Analyse du lien hypertexte
Penchons-nous un instant sur la nature d'un lien, non sous un angle juridique, mais sous un angle purement pratique. Le fait de ménager un lien vers un site qui de toute façon a pignon sur réseau et peut donc être consulté par tous ne constitue à notre sens aucune « autorisation » d'accès supplémentaire. Elle est une simple facilitation pour se transporter sur ce site, une aide apportée au visiteur du site, pour lui éviter de rechercher l'adresse via les outils de recherche habituels. Nous ne voyons donc pas pourquoi il faudrait solliciter l'autorisation du site visé pour ce faire, comme certains voudraient nous le faire penser.
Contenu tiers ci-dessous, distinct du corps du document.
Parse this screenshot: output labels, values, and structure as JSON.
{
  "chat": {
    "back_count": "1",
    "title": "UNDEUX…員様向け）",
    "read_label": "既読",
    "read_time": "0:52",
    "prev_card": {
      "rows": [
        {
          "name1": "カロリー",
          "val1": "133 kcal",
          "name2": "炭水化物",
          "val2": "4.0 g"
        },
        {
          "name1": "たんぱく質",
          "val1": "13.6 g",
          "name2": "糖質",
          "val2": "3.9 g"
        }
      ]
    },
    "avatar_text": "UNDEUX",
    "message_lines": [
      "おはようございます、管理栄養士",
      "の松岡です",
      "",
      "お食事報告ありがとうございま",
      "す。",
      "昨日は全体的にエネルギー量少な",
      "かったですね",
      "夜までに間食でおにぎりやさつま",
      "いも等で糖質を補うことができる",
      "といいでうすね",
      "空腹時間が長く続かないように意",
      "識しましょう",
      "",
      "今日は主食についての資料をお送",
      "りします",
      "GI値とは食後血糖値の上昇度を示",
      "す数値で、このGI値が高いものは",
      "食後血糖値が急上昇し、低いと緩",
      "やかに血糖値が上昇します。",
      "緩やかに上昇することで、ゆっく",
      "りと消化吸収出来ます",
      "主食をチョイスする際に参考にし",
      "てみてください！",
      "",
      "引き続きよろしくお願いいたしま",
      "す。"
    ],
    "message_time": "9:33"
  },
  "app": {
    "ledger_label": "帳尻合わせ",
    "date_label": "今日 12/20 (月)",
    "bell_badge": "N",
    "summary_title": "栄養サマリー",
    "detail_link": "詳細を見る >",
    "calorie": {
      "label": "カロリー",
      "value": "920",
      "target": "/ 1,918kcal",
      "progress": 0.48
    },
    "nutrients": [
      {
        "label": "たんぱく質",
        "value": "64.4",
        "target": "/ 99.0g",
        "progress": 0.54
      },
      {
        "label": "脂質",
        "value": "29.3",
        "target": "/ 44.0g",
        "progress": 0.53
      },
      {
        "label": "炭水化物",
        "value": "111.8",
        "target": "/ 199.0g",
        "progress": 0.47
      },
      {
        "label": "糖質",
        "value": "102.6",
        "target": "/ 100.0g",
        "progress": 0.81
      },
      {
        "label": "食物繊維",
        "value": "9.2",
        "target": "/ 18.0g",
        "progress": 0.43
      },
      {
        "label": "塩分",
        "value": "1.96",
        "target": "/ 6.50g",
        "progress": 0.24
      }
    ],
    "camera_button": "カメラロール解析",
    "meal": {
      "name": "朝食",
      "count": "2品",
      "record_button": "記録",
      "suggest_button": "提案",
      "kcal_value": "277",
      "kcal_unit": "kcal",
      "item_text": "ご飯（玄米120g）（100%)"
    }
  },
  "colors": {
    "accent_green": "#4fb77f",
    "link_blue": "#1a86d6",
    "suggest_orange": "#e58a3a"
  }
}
Les liens aux origines du web
Il n'est peut-être pas inutile de verser au débat l'expression World wide web (WWW) et l'intitulé de la norme HTML (Hypertext markup language). C'est à partir de la mise au point de cette norme permettant l'hypertexte que Tim Berners Lee, l'anglais qui a conçu cette norme avec le belge Robert Cailliau, a envisagé de nommer le réseau qui en était issu Web (toile d'araignée). C'est donc bien une toile de liens entre des sites qu'il envisageait. C'est dire que les liens externes entre sites sont consubstantiels à la nature même du Web. Vouloir à tout prix greffer une autorisation, c'est-à-dire en droit, un contrat, derrière chaque lien, tient du rêve...
Vous avez dit contrat ?
A supposer qu'on envisage un contrat, quel en serait l'objet ? Autoriser les visiteurs d'un site de pénétrer sur un autre site qui de toute façon est ouvert au public ? On voit toute de suite l'inanité d'un tel objet, voire l'absence d'objet sérieux. C'est en fait confondre la notion de propriété privée et la notion de lieu public. On s'en aperçoit à nouveau en raisonnant par analogie. Si je conseille à un ami de fréquenter telle grande surface pour ses prix avantageux, pensera-t-on qu'il faut impérativement demander au propriétaire de ce magasin l'autorisation de laisser entrer cet ami ? Poser cette question, c'est trouver la réponse à la théorie contractuelle des liens.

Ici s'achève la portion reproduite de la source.